The IgG-scFv constructs were made with scFv units and mAbs targeting two distinct soluble ligands having minimal peripheral concentrations in normal animals, so that the in vivo kinetics and disposition could be evaluated in the absence of target mediated drug disposition (TMDD). The Fab (Fab-1) region of BsAb-1 binds to the same ligand as the scFv (scFv-1) component of BsAb-2 and relatedly, the Fab-2 region of BsAb-2 binds to the same target as scFv-2 in BsAb-1 (Figure 1A). While both BsAbs orientations were imparted with the same antigen binding properties, we observed rapid clearance (~2 mL/hr/kg) of BsAb-1 and acceptable clearance (~0.2 mL/hr/kg) of BsAb-2 in cynomolgus monkeys. Characterization of the two BsAbs revealed differences in physical and thermal stability profiles, as well as, in FcRn based interactions. The evaluation of the biodistribution of the two molecules in cynomolgus monkeys indicated distribution to the same organs to the same quantitative extent, but BsAb-1 was more rapidly cleared from tissue. Taken together, the in vitro and in vivo data indicate that the inferior physical stability properties and the poor release of BsAb-1 from FcRn at neutral pH are likely linked to its aberrant clearance in cynomolgus monkeys.

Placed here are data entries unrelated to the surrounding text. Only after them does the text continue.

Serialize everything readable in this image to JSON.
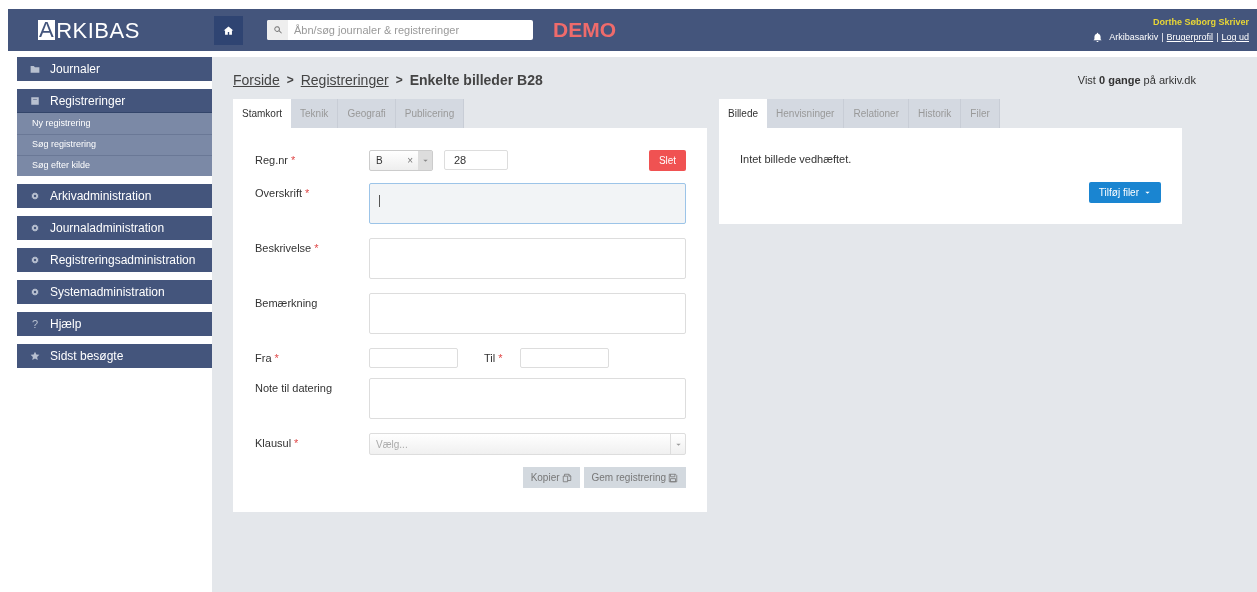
{
  "header": {
    "logo": "ARKIBAS",
    "search": {
      "placeholder": "Åbn/søg journaler & registreringer"
    },
    "badge": "DEMO",
    "user": "Dorthe Søborg Skriver",
    "links": [
      {
        "kind": "text",
        "text": "Arkibasarkiv"
      },
      {
        "kind": "sep",
        "text": "|"
      },
      {
        "kind": "link",
        "text": "Brugerprofil"
      },
      {
        "kind": "sep",
        "text": "|"
      },
      {
        "kind": "link",
        "text": "Log ud"
      }
    ]
  },
  "sidebar": {
    "items": [
      {
        "kind": "folder",
        "label": "Journaler",
        "expanded": false
      },
      {
        "kind": "square",
        "label": "Registreringer",
        "expanded": true,
        "children": [
          {
            "label": "Ny registrering"
          },
          {
            "label": "Søg registrering"
          },
          {
            "label": "Søg efter kilde"
          }
        ]
      },
      {
        "kind": "gear",
        "label": "Arkivadministration",
        "expanded": false
      },
      {
        "kind": "gear",
        "label": "Journaladministration",
        "expanded": false
      },
      {
        "kind": "gear",
        "label": "Registreringsadministration",
        "expanded": false
      },
      {
        "kind": "gear",
        "label": "Systemadministration",
        "expanded": false
      },
      {
        "kind": "char",
        "glyph": "?",
        "label": "Hjælp",
        "expanded": false
      },
      {
        "kind": "star",
        "label": "Sidst besøgte",
        "expanded": false
      }
    ]
  },
  "breadcrumb": [
    {
      "kind": "link",
      "text": "Forside"
    },
    {
      "kind": "sep",
      "text": ">"
    },
    {
      "kind": "link",
      "text": "Registreringer"
    },
    {
      "kind": "sep",
      "text": ">"
    },
    {
      "kind": "current",
      "text": "Enkelte billeder B28"
    }
  ],
  "views": "Vist **0 gange** på arkiv.dk",
  "form": {
    "tabs": [
      {
        "label": "Stamkort",
        "selected": true
      },
      {
        "label": "Teknik",
        "selected": false
      },
      {
        "label": "Geografi",
        "selected": false
      },
      {
        "label": "Publicering",
        "selected": false
      }
    ],
    "fields": [
      {
        "kind": "regnr",
        "label": "Reg.nr",
        "required_mark": "*",
        "series": "B",
        "clear": "×",
        "number": "28",
        "delete_button": "Slet"
      },
      {
        "kind": "textarea",
        "label": "Overskrift",
        "required_mark": "*",
        "focused": true
      },
      {
        "kind": "textarea",
        "label": "Beskrivelse",
        "required_mark": "*",
        "focused": false
      },
      {
        "kind": "textarea",
        "label": "Bemærkning",
        "focused": false
      },
      {
        "kind": "daterange",
        "label": "Fra",
        "required_mark": "*",
        "to_label": "Til",
        "to_required_mark": "*"
      },
      {
        "kind": "textarea",
        "label": "Note til datering",
        "focused": false
      },
      {
        "kind": "dropdown",
        "label": "Klausul",
        "required_mark": "*",
        "placeholder": "Vælg..."
      }
    ],
    "buttons": [
      {
        "kind": "copy",
        "label": "Kopier"
      },
      {
        "kind": "save",
        "label": "Gem registrering"
      }
    ]
  },
  "attachments": {
    "tabs": [
      {
        "label": "Billede",
        "selected": true
      },
      {
        "label": "Henvisninger",
        "selected": false
      },
      {
        "label": "Relationer",
        "selected": false
      },
      {
        "label": "Historik",
        "selected": false
      },
      {
        "label": "Filer",
        "selected": false
      }
    ],
    "message": "Intet billede vedhæftet.",
    "button": "Tilføj filer"
  }
}
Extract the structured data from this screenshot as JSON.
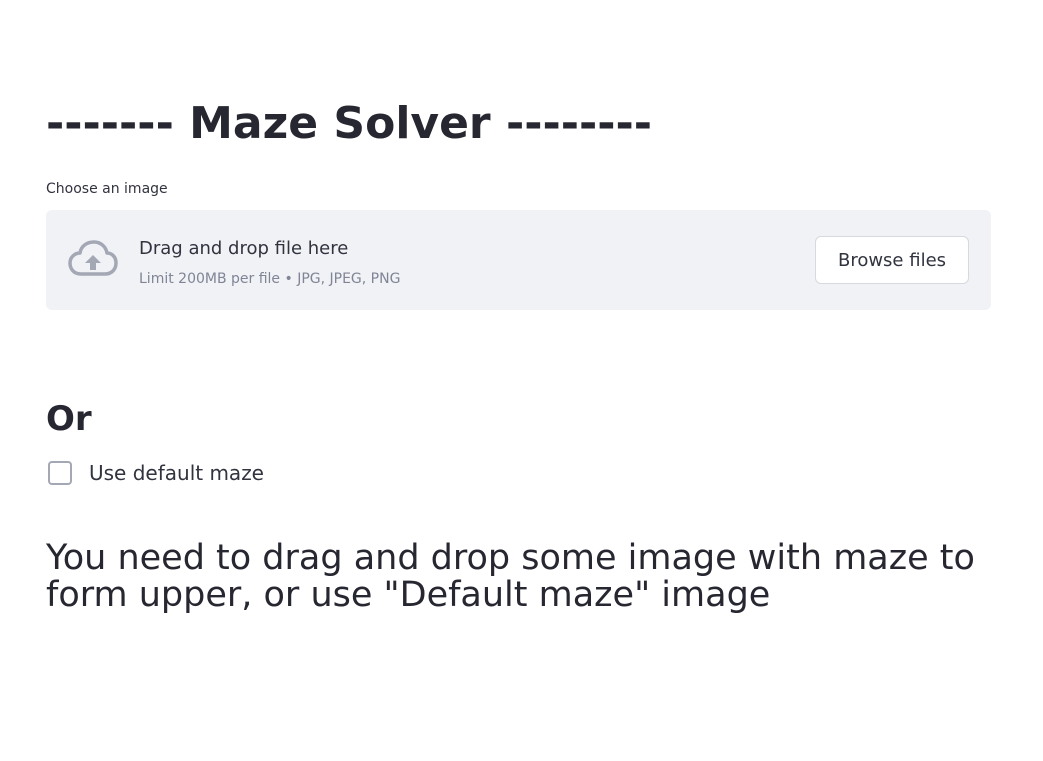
{
  "title": "------- Maze Solver --------",
  "uploader": {
    "label": "Choose an image",
    "instructions": "Drag and drop file here",
    "limit": "Limit 200MB per file • JPG, JPEG, PNG",
    "browse_label": "Browse files",
    "icon": "cloud-upload-icon"
  },
  "or_heading": "Or",
  "default_maze": {
    "label": "Use default maze",
    "checked": false
  },
  "message": "You need to drag and drop some image with maze to form upper, or use \"Default maze\" image",
  "colors": {
    "text": "#262730",
    "dropzone_bg": "#f0f2f6",
    "muted_text": "#808495",
    "icon": "#a3a8b4"
  }
}
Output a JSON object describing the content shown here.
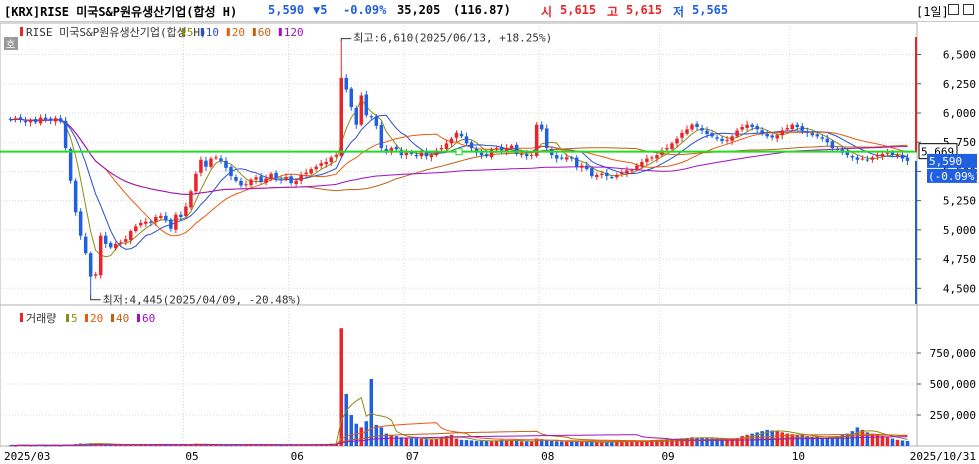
{
  "header": {
    "code": "[KRX]RISE 미국S&P원유생산기업(합성 H)",
    "price": "5,590",
    "change": "▼5",
    "change_pct": "-0.09%",
    "volume": "35,205",
    "volume_ratio": "(116.87)",
    "open_label": "시",
    "open": "5,615",
    "high_label": "고",
    "high": "5,615",
    "low_label": "저",
    "low": "5,565",
    "period_button": "[1일]",
    "restore_icon": "window-restore-icon",
    "close_icon": "window-close-icon",
    "period_icon": "hanja-icon"
  },
  "colors": {
    "up": "#e8262a",
    "down": "#1f5fe0",
    "ma5": "#8c8c16",
    "ma10": "#2a4fd0",
    "ma20": "#e85a10",
    "ma60": "#c06010",
    "ma120": "#a010c8",
    "hline": "#22dd22",
    "vol5": "#8c8c16",
    "vol20": "#e85a10",
    "vol40": "#c06010",
    "vol60": "#a010c8"
  },
  "price_legend": {
    "name": "RISE 미국S&P원유생산기업(합성 H)",
    "items": [
      "5",
      "10",
      "20",
      "60",
      "120"
    ]
  },
  "volume_legend": {
    "name": "거래량",
    "items": [
      "5",
      "20",
      "40",
      "60"
    ]
  },
  "chart_data": {
    "type": "candlestick",
    "price_axis": {
      "ylim": [
        4400,
        6650
      ],
      "ticks": [
        "6,500",
        "6,250",
        "6,000",
        "5,750",
        "5,500",
        "5,250",
        "5,000",
        "4,750",
        "4,500"
      ],
      "tick_values": [
        6500,
        6250,
        6000,
        5750,
        5500,
        5250,
        5000,
        4750,
        4500
      ]
    },
    "volume_axis": {
      "ylim": [
        0,
        1000000
      ],
      "ticks": [
        "750,000",
        "500,000",
        "250,000"
      ],
      "tick_values": [
        750000,
        500000,
        250000
      ]
    },
    "x_ticks": [
      "2025/03",
      "05",
      "06",
      "07",
      "08",
      "09",
      "10",
      "2025/10/31"
    ],
    "x_tick_index": [
      0,
      35,
      56,
      79,
      106,
      130,
      156,
      179
    ],
    "current_price": {
      "label": "5,669",
      "value": 5669
    },
    "last_price": {
      "label": "5,590",
      "value": 5590
    },
    "last_pct": "(-0.09%)",
    "max_annotation": {
      "text": "최고:6,610(2025/06/13, +18.25%)",
      "value": 6610,
      "index": 66
    },
    "min_annotation": {
      "text": "최저:4,445(2025/04/09, -20.48%)",
      "value": 4445,
      "index": 16
    },
    "closes": [
      5940,
      5955,
      5940,
      5920,
      5940,
      5920,
      5960,
      5945,
      5935,
      5955,
      5925,
      5700,
      5420,
      5150,
      4950,
      4800,
      4600,
      4620,
      4950,
      4880,
      4850,
      4880,
      4890,
      4920,
      4990,
      5030,
      5060,
      5070,
      5060,
      5110,
      5120,
      5080,
      5010,
      5130,
      5110,
      5200,
      5330,
      5480,
      5600,
      5540,
      5610,
      5620,
      5590,
      5530,
      5460,
      5420,
      5380,
      5390,
      5430,
      5450,
      5410,
      5440,
      5480,
      5440,
      5430,
      5450,
      5400,
      5420,
      5470,
      5490,
      5520,
      5540,
      5570,
      5580,
      5620,
      5640,
      6300,
      6200,
      6050,
      5900,
      6150,
      5980,
      5970,
      5890,
      5700,
      5660,
      5700,
      5690,
      5640,
      5660,
      5650,
      5630,
      5660,
      5630,
      5640,
      5680,
      5700,
      5740,
      5780,
      5830,
      5800,
      5740,
      5700,
      5660,
      5640,
      5630,
      5690,
      5700,
      5680,
      5700,
      5720,
      5650,
      5650,
      5630,
      5640,
      5900,
      5860,
      5700,
      5640,
      5610,
      5610,
      5620,
      5610,
      5540,
      5550,
      5520,
      5460,
      5470,
      5480,
      5460,
      5450,
      5470,
      5490,
      5510,
      5510,
      5550,
      5580,
      5610,
      5620,
      5640,
      5680,
      5700,
      5740,
      5780,
      5830,
      5860,
      5900,
      5880,
      5850,
      5820,
      5800,
      5780,
      5760,
      5770,
      5800,
      5850,
      5880,
      5900,
      5880,
      5860,
      5820,
      5800,
      5790,
      5810,
      5850,
      5870,
      5900,
      5880,
      5850,
      5830,
      5810,
      5800,
      5780,
      5750,
      5700,
      5690,
      5660,
      5640,
      5620,
      5600,
      5610,
      5600,
      5620,
      5640,
      5650,
      5660,
      5640,
      5640,
      5610,
      5590
    ],
    "volumes": [
      5000,
      3000,
      8000,
      6000,
      4000,
      5000,
      7000,
      4000,
      5000,
      6000,
      4000,
      9000,
      12000,
      15000,
      20000,
      18000,
      22000,
      20000,
      16000,
      14000,
      12000,
      11000,
      10000,
      9000,
      9000,
      10000,
      9000,
      8000,
      9000,
      8000,
      9000,
      10000,
      8000,
      9000,
      12000,
      14000,
      16000,
      18000,
      12000,
      10000,
      8000,
      9000,
      8000,
      7000,
      8000,
      9000,
      8000,
      7000,
      8000,
      9000,
      8000,
      7000,
      9000,
      8000,
      7000,
      8000,
      9000,
      10000,
      8000,
      9000,
      10000,
      12000,
      14000,
      15000,
      18000,
      20000,
      950000,
      420000,
      250000,
      180000,
      150000,
      200000,
      540000,
      170000,
      150000,
      100000,
      90000,
      80000,
      70000,
      65000,
      60000,
      62000,
      58000,
      55000,
      52000,
      60000,
      70000,
      80000,
      90000,
      60000,
      50000,
      48000,
      45000,
      40000,
      42000,
      40000,
      38000,
      45000,
      50000,
      46000,
      44000,
      40000,
      38000,
      36000,
      35000,
      60000,
      55000,
      45000,
      40000,
      38000,
      36000,
      35000,
      34000,
      33000,
      32000,
      31000,
      30000,
      30000,
      31000,
      32000,
      33000,
      34000,
      35000,
      36000,
      38000,
      40000,
      42000,
      45000,
      48000,
      50000,
      52000,
      55000,
      58000,
      60000,
      62000,
      65000,
      70000,
      68000,
      66000,
      64000,
      62000,
      60000,
      58000,
      56000,
      60000,
      65000,
      80000,
      90000,
      100000,
      110000,
      120000,
      130000,
      125000,
      118000,
      110000,
      100000,
      95000,
      90000,
      85000,
      80000,
      75000,
      70000,
      65000,
      60000,
      70000,
      80000,
      90000,
      100000,
      120000,
      150000,
      130000,
      110000,
      100000,
      90000,
      80000,
      70000,
      60000,
      50000,
      45000,
      40000
    ]
  }
}
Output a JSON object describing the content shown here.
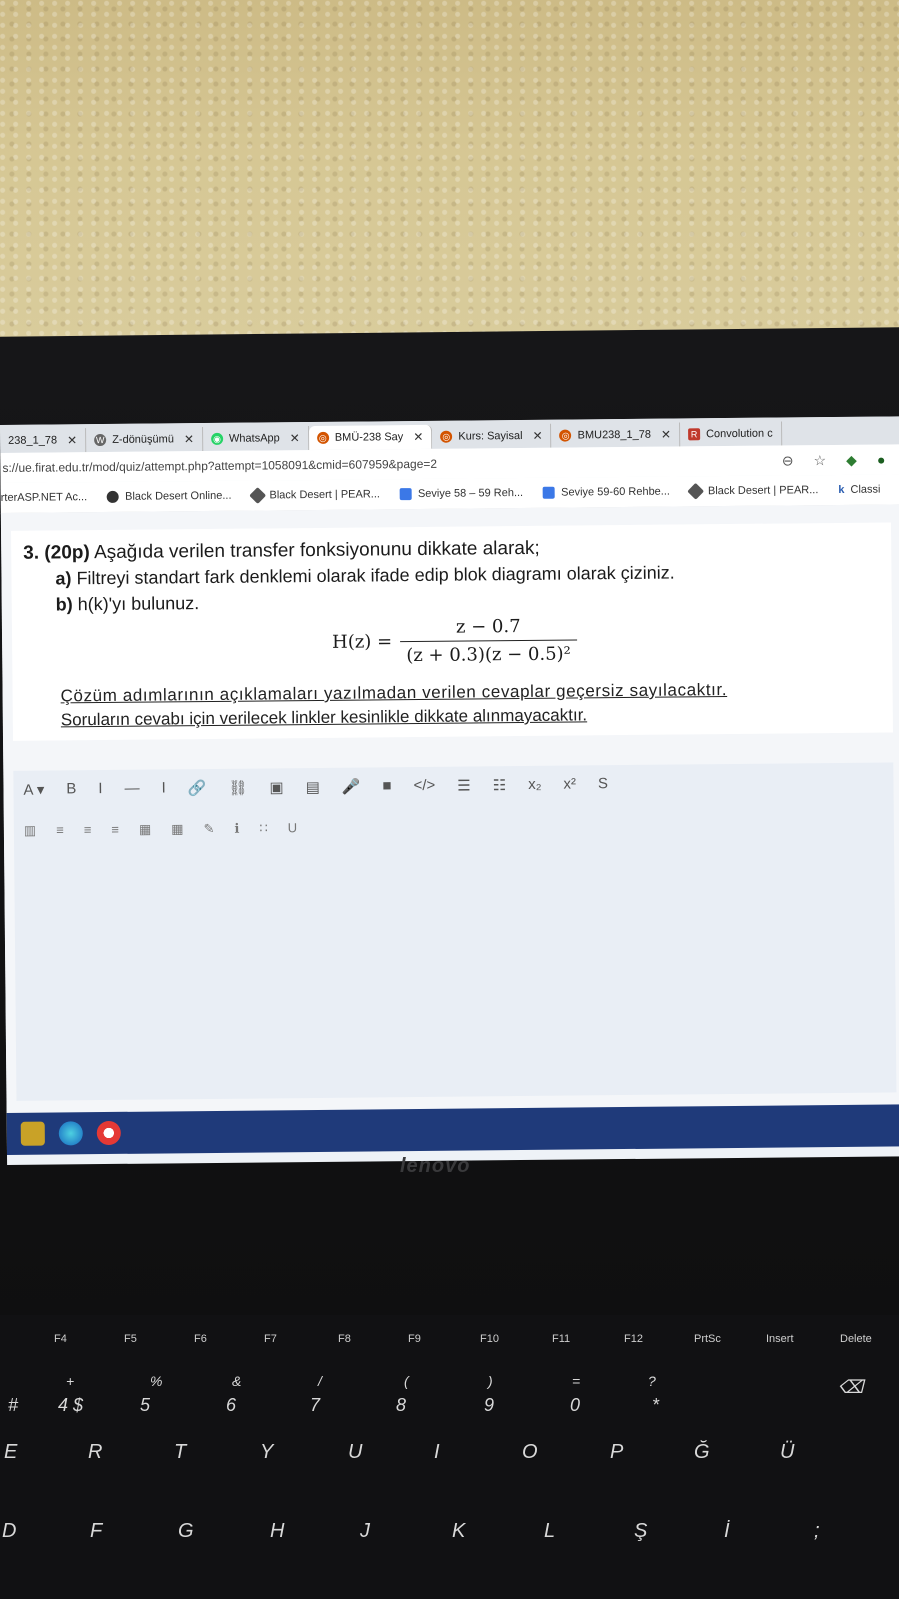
{
  "browser": {
    "tabs": [
      {
        "label": "238_1_78",
        "icon": "tab-icon",
        "active": false
      },
      {
        "label": "Z-dönüşümü",
        "icon": "wikipedia-icon",
        "active": false
      },
      {
        "label": "WhatsApp",
        "icon": "whatsapp-icon",
        "active": false
      },
      {
        "label": "BMÜ-238 Say",
        "icon": "moodle-icon",
        "active": true
      },
      {
        "label": "Kurs: Sayisal",
        "icon": "moodle-icon",
        "active": false
      },
      {
        "label": "BMU238_1_78",
        "icon": "moodle-icon",
        "active": false
      },
      {
        "label": "Convolution c",
        "icon": "r-icon",
        "active": false
      }
    ],
    "url": "s://ue.firat.edu.tr/mod/quiz/attempt.php?attempt=1058091&cmid=607959&page=2",
    "bookmarks": [
      {
        "label": "rterASP.NET Ac..."
      },
      {
        "label": "Black Desert Online..."
      },
      {
        "label": "Black Desert | PEAR..."
      },
      {
        "label": "Seviye 58 – 59 Reh..."
      },
      {
        "label": "Seviye 59-60 Rehbe..."
      },
      {
        "label": "Black Desert | PEAR..."
      },
      {
        "label": "Classi"
      }
    ]
  },
  "question": {
    "number": "3.",
    "points": "(20p)",
    "title": "Aşağıda verilen transfer fonksiyonunu dikkate alarak;",
    "part_a_label": "a)",
    "part_a": "Filtreyi standart fark denklemi olarak ifade edip blok diagramı olarak çiziniz.",
    "part_b_label": "b)",
    "part_b": "h(k)'yı bulunuz.",
    "formula_lhs": "H(z) =",
    "formula_num": "z − 0.7",
    "formula_den": "(z + 0.3)(z − 0.5)²",
    "note1": "Çözüm adımlarının açıklamaları yazılmadan verilen cevaplar geçersiz sayılacaktır.",
    "note2": "Soruların cevabı için verilecek linkler kesinlikle dikkate alınmayacaktır."
  },
  "editor_toolbar": [
    "A ▾",
    "B",
    "I",
    "—",
    "I",
    "🔗",
    "⛓",
    "▣",
    "▤",
    "🎤",
    "■",
    "</>",
    "☰",
    "☷",
    "x₂",
    "x²",
    "S"
  ],
  "editor_toolbar2": [
    "▥",
    "≡",
    "≡",
    "≡",
    "▦",
    "▦",
    "✎",
    "ℹ",
    "∷",
    "U"
  ],
  "laptop_brand": "lenovo",
  "keyboard": {
    "fkeys": [
      "F4",
      "F5",
      "F6",
      "F7",
      "F8",
      "F9",
      "F10",
      "F11",
      "F12",
      "PrtSc",
      "Insert",
      "Delete"
    ],
    "row1": [
      "#",
      "4 $",
      "5",
      "6",
      "7",
      "8",
      "9",
      "0",
      "*",
      "⌫"
    ],
    "row1_top": [
      "+",
      "%",
      "&",
      "/",
      "(",
      ")",
      "=",
      "?"
    ],
    "row2": [
      "E",
      "R",
      "T",
      "Y",
      "U",
      "I",
      "O",
      "P",
      "Ğ",
      "Ü"
    ],
    "row3": [
      "D",
      "F",
      "G",
      "H",
      "J",
      "K",
      "L",
      "Ş",
      "İ",
      ";"
    ]
  }
}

The observation is mechanistically distinct than the proposed increased hydrophobic interaction findings alone that led to aberrant kinetics observed for other BsAb formats in the earlier studies, highlighting the complexity of the issue.10, 13 The findings in this report confirm the need for continued evaluation and delineation of the balance between factors influencing the disposition and pharmacokinetics of various BsAbs and the interplay of the BsAb format on these parameters.